Circonvenzione di incapaci

Volevano estromettere l’imprenditore dalla gestione dell’azienda e privarlo del suo patrimonio: la Gdf sequestra oltre 14 milioni di euro

Ad essere coinvolti, tra gli altri, un commercialista e due avvocati, uno dei quali nominato amministratore di sostegno della vittima

Volevano estromettere l’imprenditore dalla gestione dell’azienda e privarlo del suo patrimonio: la Gdf sequestra oltre 14 milioni di euro

Volevano estromettere l’imprenditore dalla gestione dell’azienda e privarlo del suo patrimonio: la Gdf sequestra oltre 14 milioni di euro.

La Gdf sequestra oltre 14 milioni di euro

L’operazione è stata condotta dal Nucleo di Polizia Economico – Finanziaria della Guardia di Finanza di Brescia e dalla Polizia di Stato di Bergamo: eseguito un decreto di sequestro preventivo d’urgenza per un valore complessivo di oltre 14 milione di euro a tutela di un imprenditore tessile bergamasco in condizioni di fragilità.

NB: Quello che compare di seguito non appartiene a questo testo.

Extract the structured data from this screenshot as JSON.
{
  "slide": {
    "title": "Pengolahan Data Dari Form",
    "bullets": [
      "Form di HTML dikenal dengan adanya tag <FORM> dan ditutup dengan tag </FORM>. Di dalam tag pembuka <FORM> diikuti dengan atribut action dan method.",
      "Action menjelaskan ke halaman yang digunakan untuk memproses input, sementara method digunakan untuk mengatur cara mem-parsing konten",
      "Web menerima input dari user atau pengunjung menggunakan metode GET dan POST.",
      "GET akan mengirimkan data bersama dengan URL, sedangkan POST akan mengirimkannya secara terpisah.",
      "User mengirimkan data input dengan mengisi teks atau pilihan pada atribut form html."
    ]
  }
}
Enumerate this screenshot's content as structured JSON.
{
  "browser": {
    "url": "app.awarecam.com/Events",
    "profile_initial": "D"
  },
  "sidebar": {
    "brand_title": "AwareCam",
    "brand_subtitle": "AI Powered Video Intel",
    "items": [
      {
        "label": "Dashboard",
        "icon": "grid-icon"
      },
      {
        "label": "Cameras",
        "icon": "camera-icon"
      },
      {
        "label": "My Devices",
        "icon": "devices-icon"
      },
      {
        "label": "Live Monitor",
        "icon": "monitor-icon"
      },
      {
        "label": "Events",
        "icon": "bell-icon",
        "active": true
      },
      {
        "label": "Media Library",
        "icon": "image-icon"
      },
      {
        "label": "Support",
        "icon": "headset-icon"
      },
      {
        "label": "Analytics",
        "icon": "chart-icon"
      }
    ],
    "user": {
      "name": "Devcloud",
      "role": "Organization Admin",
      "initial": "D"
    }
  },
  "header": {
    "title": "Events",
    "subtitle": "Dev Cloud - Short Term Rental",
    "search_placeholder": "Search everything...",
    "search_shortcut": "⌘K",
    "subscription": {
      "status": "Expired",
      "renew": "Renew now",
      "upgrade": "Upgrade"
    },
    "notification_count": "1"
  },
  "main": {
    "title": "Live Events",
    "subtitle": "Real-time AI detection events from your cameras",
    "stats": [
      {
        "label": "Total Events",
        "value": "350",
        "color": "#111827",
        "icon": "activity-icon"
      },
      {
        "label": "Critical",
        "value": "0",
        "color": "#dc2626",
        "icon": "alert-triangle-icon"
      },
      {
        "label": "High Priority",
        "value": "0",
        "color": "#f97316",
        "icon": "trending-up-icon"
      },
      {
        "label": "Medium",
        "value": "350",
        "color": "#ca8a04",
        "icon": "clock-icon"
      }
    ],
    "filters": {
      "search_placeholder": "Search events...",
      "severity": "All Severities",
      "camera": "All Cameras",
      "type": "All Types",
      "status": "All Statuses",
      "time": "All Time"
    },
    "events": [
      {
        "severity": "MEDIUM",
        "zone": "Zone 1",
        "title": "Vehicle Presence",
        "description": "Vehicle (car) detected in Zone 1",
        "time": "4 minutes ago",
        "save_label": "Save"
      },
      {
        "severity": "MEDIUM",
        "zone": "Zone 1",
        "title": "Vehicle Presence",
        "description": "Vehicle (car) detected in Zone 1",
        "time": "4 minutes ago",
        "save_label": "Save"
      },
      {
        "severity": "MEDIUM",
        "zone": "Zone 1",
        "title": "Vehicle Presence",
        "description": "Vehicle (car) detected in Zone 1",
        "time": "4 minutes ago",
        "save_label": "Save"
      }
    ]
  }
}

Volevano estromettere l’imprenditore soffiandogli la gestione dell’azienda

A lanciare l’allarme un familiare della vittima: è emerso come  familiari e professionisti approfittassero dello stato di debolezza dell’uomo al fine di estrometterlo dalla gestione della sua società e privarlo del suo patrimonio. Ad essere coinvolti, tra gli altri, un commercialista e due avvocati, uno dei quali nominato amministratore di sostegno della vittima.

E il patrimonio

Le indagini hanno portato il Pubblico Ministero titolare ha emettere un decreto di sequestro preventivo d’urgenza convalidato dal Giudice per le Indagini preliminari di Bergamo e successivamente di Brescia e Busto Arsizio: sono state in questo modo cautelare quote e asset societari dell’azienda, ma anche conti correnti, polizze assicurative e fondi d’investimento nella disponibilità dell’imprenditore. I beni, per garantire la continuità produttiva e la salvaguardia dei posti di lavoro, sono stati affidati ad un amministratore giudiziario. I successivi approfondimenti investigativi coordinati dalla Procura della Repubblica di Busto Arsizio hanno fatto emergere come i soggetti in questione avessero di fatto messo le mani anche sui risparmi personali della vittima e della consorte.

Ad essere sottratti in tutto circa 4milioni di euro di disponibilità  finanziarie, attraverso bonifici diretti agli indagati oltre a 9 milioni di euro investiti in titoli di stato, oggetto di attribuzione agli stessi familiari. Al fine di mascherare tali fondi, gli indagati avrebbero effettuato ripetute operazioni di compravendita di strumenti finanziari, tese a ostacolare la tracciabilità del denaro di provenienza illecita, rendendosi responsabili, in tal modo, del reato di autoriciclaggio.